Trotzdem war sich Bitter "lange ganz sicher, dass wir das noch umbiegen würden, wie wir das schon so oft getan haben". Der Torhüter wurde in diesem Glauben von seinen Vorderleuten alleingelassen. Ihr Tempospiel, das sie so meisterlich beherrschen und das gestern beim 33:31-(15:13-)Sieg im Spiel um Platz drei gegen die Rhein-Neckar Löwen wieder aufblitzte, wurde von den Spaniern radikal heruntergebremst. "Die haben uns zum Stehen gebracht", klagte Kreisläufer Bertrand Gille.
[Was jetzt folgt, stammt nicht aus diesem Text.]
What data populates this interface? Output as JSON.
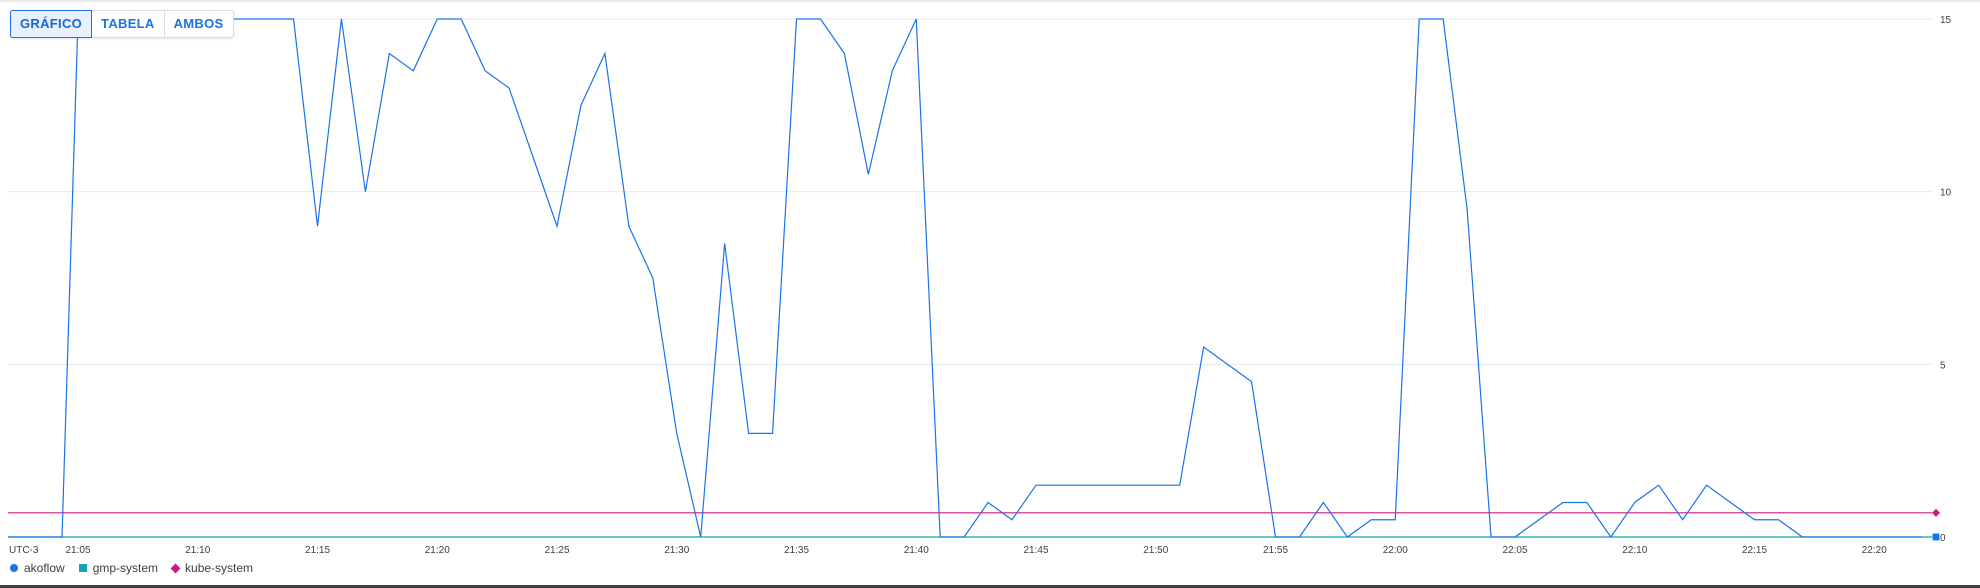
{
  "toggle": {
    "options": [
      "GRÁFICO",
      "TABELA",
      "AMBOS"
    ],
    "selected": "GRÁFICO"
  },
  "timezone_label": "UTC-3",
  "legend": [
    {
      "name": "akoflow",
      "color": "#1a73e8",
      "marker": "circle"
    },
    {
      "name": "gmp-system",
      "color": "#12a4af",
      "marker": "square"
    },
    {
      "name": "kube-system",
      "color": "#d01884",
      "marker": "diamond"
    }
  ],
  "chart_data": {
    "type": "line",
    "title": "",
    "xlabel": "",
    "ylabel": "",
    "ylim": [
      0,
      15
    ],
    "y_ticks": [
      "0",
      "5",
      "10",
      "15"
    ],
    "x_ticks": [
      "21:05",
      "21:10",
      "21:15",
      "21:20",
      "21:25",
      "21:30",
      "21:35",
      "21:40",
      "21:45",
      "21:50",
      "21:55",
      "22:00",
      "22:05",
      "22:10",
      "22:15",
      "22:20"
    ],
    "grid": "horizontal",
    "legend_position": "bottom-left",
    "series": [
      {
        "name": "akoflow",
        "color": "#1a73e8",
        "x": [
          "21:03",
          "21:04",
          "21:05",
          "21:06",
          "21:07",
          "21:08",
          "21:09",
          "21:10",
          "21:11",
          "21:12",
          "21:13",
          "21:14",
          "21:15",
          "21:16",
          "21:17",
          "21:18",
          "21:19",
          "21:20",
          "21:21",
          "21:22",
          "21:23",
          "21:24",
          "21:25",
          "21:26",
          "21:27",
          "21:28",
          "21:29",
          "21:30",
          "21:31",
          "21:32",
          "21:33",
          "21:34",
          "21:35",
          "21:36",
          "21:37",
          "21:38",
          "21:39",
          "21:40",
          "21:41",
          "21:42",
          "21:43",
          "21:44",
          "21:45",
          "21:46",
          "21:47",
          "21:48",
          "21:49",
          "21:50",
          "21:51",
          "21:52",
          "21:53",
          "21:54",
          "21:55",
          "21:56",
          "21:57",
          "21:58",
          "21:59",
          "22:00",
          "22:01",
          "22:02",
          "22:03",
          "22:04",
          "22:05",
          "22:06",
          "22:07",
          "22:08",
          "22:09",
          "22:10",
          "22:11",
          "22:12",
          "22:13",
          "22:14",
          "22:15",
          "22:16",
          "22:17",
          "22:18",
          "22:19",
          "22:20",
          "22:21",
          "22:22"
        ],
        "values": [
          0,
          0,
          15,
          15,
          15,
          15,
          15,
          15,
          15,
          15,
          15,
          15,
          9,
          15,
          10,
          14,
          13.5,
          15,
          15,
          13.5,
          13,
          11,
          9,
          12.5,
          14,
          9,
          7.5,
          3,
          0,
          8.5,
          3,
          3,
          15,
          15,
          14,
          10.5,
          13.5,
          15,
          0,
          0,
          1,
          0.5,
          1.5,
          1.5,
          1.5,
          1.5,
          1.5,
          1.5,
          1.5,
          5.5,
          5,
          4.5,
          0,
          0,
          1,
          0,
          0.5,
          0.5,
          15,
          15,
          9.5,
          0,
          0,
          0.5,
          1,
          1,
          0,
          1,
          1.5,
          0.5,
          1.5,
          1,
          0.5,
          0.5,
          0,
          0,
          0,
          0,
          0,
          0
        ]
      },
      {
        "name": "gmp-system",
        "color": "#12a4af",
        "x": [
          "21:03",
          "22:22"
        ],
        "values": [
          0,
          0
        ]
      },
      {
        "name": "kube-system",
        "color": "#d01884",
        "x": [
          "21:03",
          "22:22"
        ],
        "values": [
          0.7,
          0.7
        ]
      }
    ]
  }
}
Gegen Ende versuchte sich Schwalb mit einem siebten Feldspieler zu helfen. Es ging zum wiederholten Mal schief. Aber davon, beharrte der Trainer fast trotzig, lasse man sich "die Saison nicht kaputt machen". Andere gingen mit dem phasenweise hilflosen Auftreten seiner Mannschaft härter ins Gericht. Der HSV, befand etwa der Eurosport-Experte und frühere Nationalmannschaftskapitän Frank von Behren, sei "seiner Verantwortung als Meister der stärksten Liga der Welt nicht gerecht geworden".

Und natürlich gab der HSV allen Kritikern reichlich Nahrung, die ihn verdächtigen, die Meisterschaft womöglich etwas zu ausgiebig vier Tage lang auf Mallorca gefeiert zu haben. "Wir dachten, dass die Mannschaft dort den Kopf freibekommt", rechtfertigte der scheidende Vizepräsident Dierk Schmäschke die Maßnahme. Und auch Kapitän Guillaume Gille mühte sich klarzustellen, "dass wir körperlich und geistig voll da waren".

Der Sieg gegen die Löwen, der dem HSV wenigstens 200 000 Euro an Prämien bescherte, könnte ihn darin bestärken. In diesem fast wertfreien Spiel hatte der HSV seinen Spaß wiedergefunden, ging die Arbeit plötzlich so leicht von der Hand, dass Linksaußen Torsten Jansen in den Konjunktiv verfiel: "Wenn wir gestern so gespielt hätten, wäre es anders gelaufen." Schwalb sprach von einem "Abschied von der europäischen Bühne, wie man ihn sich als Trainer nur wünschen kann". Er wechselt auf den Geschäftsführerposten. Sein Schlusswort klang wie ein Vermächtnis für seinen Nachfolger Per Carlén: "Der HSV wird noch viele Chancen bekommen, die Champions League zu gewinnen." Kiel, daran erinnerte Jansen gestern, habe Jahrzehnte dafür gebraucht. Damit dürfte das erste Saisonziel für 2012 bereits definiert sein.